PSMC shareholders question debt settlement deal with SSGC against land
The Pakistan Steel Mills Shareholders Group has raised a question over the debt liability settlement deal between Steel Mills and Sui Southern Gas Company Limited (SSGCL) against the land by the existing board of directors and management.
It has approached the ministry of industries and production to follow the revival plan of Pakistan Steel Mills and reconstitute the board of directors.
It had also called for the appointment of a new managing director of Pakistan Steel Mills to put the house in order.
In a letter sent to the secretary ministry of Industries and Production, PSMC Stakeholders Group said that it had learned that the Pakistan Steel Mills Corporation (PSMC) non-professional Board of Directors (BOD) was allegedly involved in administrative and financial irregularities.
They said that it would approve the settlement of SSGC payable bills against land in a meeting scheduled on September 26, 2022, to remove the hurdle in the non-transparent privatization process initiated in 2018-19 and the status quo was maintained without investigation.
Factors leading to losses by the current government would further complicate resolving the issue pending in the courts of law, whose responsibility it is to monitor the performance of PSMC BOD, it said.
The Shareholders Group further said that profit-earning PSMC was deliberately destroyed by the Ministry of Industries & Production (MOI&P)/government-appointed nonprofessionals (men of choice) not knowing the functions of the integrated steel plant and never monitoring their performance, which negatively costs the economy and public exchequer.
We understand that subordinate officials of PSMC and MOI&P have misled the new Chief Executive Officer, new Secretary, and new Minister to cover up their blunders committed to benefiting the private sector at the cost of PSMC and taxpayers without any fear of accountability, they said.
PSMC Stakeholders Group believes that PSMC has the potential to be revived with locally trained human resources and funding to activate its paralyzed muscles without privatization, subject to the government playing its responsible role in the reconstitution of the board of directors.
It further demanded to appoint professional management and resumption of PSMC land from NIP and others illegally occupied/grabbed.
They said that reconciliation of PSMC accounts with all the creditors/debtors for authentication of financial data is required to settle the payable debts and liabilities.
It also demanded to review iron & Steel import tariff rationalization and all the concessions granted through DTRE, FATA/PATA policies formulated to benefit the selected few companies and beneficiaries and their facilitators remained unaccountable as yet.
They have also called for investigation for fixation of responsibilities and initiation of accountability for financial recoveries from persons at fault.
PSMC’s revival by reconstituting BOD and appointment of professional management would be easy compared with the nontransparent privatization process from 2005 to 2022, negatively costing the country’s economy and public exchequer.
In this regard, the PSMC Stakeholders Group would be available to MOI&P/government for any clarification required in deciding the future of PSMC’s in-country economy.
It is in the public interest to facilitate the provision of iron and steel materials at competitive prices to counter the private sector monopoly.

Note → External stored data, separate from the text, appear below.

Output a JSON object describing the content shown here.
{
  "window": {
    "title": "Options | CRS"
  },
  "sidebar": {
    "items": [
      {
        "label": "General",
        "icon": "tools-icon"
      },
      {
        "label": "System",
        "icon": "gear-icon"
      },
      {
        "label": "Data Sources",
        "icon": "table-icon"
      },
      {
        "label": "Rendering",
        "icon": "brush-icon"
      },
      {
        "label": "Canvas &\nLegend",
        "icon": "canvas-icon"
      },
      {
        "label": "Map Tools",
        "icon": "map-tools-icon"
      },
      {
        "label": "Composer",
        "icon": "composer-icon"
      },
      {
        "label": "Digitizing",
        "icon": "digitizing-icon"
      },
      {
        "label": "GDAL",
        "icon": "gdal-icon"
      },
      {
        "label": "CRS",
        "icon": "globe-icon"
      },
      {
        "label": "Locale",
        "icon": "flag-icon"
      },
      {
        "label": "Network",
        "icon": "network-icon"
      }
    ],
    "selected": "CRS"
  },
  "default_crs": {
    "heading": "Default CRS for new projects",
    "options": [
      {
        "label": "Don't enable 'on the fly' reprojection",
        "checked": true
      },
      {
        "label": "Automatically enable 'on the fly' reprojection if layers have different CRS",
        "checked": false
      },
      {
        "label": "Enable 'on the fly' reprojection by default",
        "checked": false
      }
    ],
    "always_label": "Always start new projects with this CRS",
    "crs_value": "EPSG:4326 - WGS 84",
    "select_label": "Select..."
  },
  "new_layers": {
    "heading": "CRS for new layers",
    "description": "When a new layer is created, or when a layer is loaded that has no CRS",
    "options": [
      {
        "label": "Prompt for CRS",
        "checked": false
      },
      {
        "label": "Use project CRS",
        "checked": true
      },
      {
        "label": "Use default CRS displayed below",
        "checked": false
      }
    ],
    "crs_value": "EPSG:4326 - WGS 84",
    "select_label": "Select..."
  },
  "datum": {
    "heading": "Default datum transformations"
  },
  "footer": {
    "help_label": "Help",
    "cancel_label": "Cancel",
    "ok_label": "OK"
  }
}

It would also help in resolving all the employees’ pending issues and provide jobs to technical human resources.
PSMC Stakeholders Group, proposed revival plan would help in the settlement of payable debt liabilities without selling the PSMC land for debt liabilities stated in letters addressed to PSMC and MOIP in 2017.
In this regard, the PSMC Stakeholders Group proposal submitted to PSMC in 2019 and to MOI&P in June 2020 remained unnoticed. Above all, issues that can be resolved in a tripartite (Federal government, government of Sindh, and Stakeholders Group) meeting would save time & money, they said.